Her husband's early death was a pivotal moment. It prompted Petra to dive deep into the study of trauma, driven by a desire to shield her three children from the emotional scars of their father's death. She soon learned of a conference in New York that would focus on trauma and art therapy. She was so motivated to attend that she convinced the organizers to give her free admission. She used money she had been saving for a new washing machine to pay for her air ticket, and while she admits the decision may not seem rational now, it proved to be right and necessary at the time. The conversations she had in New York helped to plant the seed for what would become Centrum LOCIKA.

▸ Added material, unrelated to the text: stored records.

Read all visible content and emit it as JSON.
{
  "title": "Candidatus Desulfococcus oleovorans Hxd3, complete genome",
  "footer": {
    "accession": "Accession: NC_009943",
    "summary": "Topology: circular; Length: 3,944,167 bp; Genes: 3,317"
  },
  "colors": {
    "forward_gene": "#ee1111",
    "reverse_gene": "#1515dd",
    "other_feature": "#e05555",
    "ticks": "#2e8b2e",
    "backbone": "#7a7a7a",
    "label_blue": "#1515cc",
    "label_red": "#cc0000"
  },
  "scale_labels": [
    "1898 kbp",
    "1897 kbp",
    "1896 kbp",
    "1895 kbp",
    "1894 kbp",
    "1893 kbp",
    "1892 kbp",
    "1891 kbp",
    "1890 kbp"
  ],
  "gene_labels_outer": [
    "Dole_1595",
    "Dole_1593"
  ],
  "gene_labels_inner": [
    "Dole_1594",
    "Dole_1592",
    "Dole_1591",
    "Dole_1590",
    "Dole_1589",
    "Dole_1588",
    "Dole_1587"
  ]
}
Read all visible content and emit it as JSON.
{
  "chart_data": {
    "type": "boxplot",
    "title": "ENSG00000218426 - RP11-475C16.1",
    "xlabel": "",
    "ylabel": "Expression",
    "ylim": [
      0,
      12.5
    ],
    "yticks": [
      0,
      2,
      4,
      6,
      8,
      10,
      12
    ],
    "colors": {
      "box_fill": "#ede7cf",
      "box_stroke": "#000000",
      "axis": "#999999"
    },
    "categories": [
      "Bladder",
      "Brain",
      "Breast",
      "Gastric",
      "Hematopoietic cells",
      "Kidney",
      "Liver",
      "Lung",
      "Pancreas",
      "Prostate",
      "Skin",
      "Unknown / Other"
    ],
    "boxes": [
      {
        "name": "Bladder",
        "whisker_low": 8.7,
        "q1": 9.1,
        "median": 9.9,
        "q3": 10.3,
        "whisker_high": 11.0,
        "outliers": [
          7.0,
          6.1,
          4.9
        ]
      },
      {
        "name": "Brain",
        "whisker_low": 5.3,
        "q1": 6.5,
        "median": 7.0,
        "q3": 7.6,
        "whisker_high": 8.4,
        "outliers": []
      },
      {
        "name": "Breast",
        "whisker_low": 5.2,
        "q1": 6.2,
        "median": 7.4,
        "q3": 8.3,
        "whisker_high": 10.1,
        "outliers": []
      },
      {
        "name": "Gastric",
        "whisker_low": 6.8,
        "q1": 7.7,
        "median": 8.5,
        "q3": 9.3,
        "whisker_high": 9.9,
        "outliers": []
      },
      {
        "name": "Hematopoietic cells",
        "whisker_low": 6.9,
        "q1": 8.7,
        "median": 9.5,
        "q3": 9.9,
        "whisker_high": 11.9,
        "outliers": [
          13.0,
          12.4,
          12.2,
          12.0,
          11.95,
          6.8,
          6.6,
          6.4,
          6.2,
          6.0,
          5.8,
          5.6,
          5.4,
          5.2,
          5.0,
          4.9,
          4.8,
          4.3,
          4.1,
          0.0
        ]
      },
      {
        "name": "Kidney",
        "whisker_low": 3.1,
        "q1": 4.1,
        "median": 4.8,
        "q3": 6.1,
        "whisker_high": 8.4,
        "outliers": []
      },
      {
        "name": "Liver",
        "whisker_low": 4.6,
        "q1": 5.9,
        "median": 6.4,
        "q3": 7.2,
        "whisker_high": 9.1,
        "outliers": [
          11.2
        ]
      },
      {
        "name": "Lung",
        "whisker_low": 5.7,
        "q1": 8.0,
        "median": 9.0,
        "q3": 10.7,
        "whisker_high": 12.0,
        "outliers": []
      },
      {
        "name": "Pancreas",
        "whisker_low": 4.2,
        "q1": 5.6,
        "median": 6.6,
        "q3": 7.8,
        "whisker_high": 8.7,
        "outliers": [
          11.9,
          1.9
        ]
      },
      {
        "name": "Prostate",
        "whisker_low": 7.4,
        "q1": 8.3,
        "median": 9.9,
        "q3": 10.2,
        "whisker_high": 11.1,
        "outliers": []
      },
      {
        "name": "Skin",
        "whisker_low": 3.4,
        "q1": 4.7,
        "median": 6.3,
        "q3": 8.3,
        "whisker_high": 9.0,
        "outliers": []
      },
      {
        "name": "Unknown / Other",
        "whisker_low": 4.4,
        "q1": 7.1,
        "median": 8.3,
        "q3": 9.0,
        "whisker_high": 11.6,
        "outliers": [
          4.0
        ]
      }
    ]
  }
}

Petra would spend 15 years working as a psychotherapist in a crisis shelter serving women and children who had experienced violence. She increasingly found that rather than focus only on helping these victims recover from their trauma, she wanted to work for change on a bigger scale so that the systems around impacted children were grounded first in empathy. She wanted to focus more on protecting children’s rights. She also wanted to work with schools and parents to shift mindsets and help prevent abuse.
This would lead Petra to establish Centrum LOCIKA in 2015. The name is inspired by the tale of a princess who was imprisoned by a witch yet found her own strength to break free. Princess Locika symbolizes for Petra both resilience and empowerment. She wanted to look at abuse and recovery through the eyes of a child. An internship in England had revealed how common it was for the child to be taken away from their family. She insisted on a different approach, one that engaged the family in the child’s recovery and connected institutions meant to support it.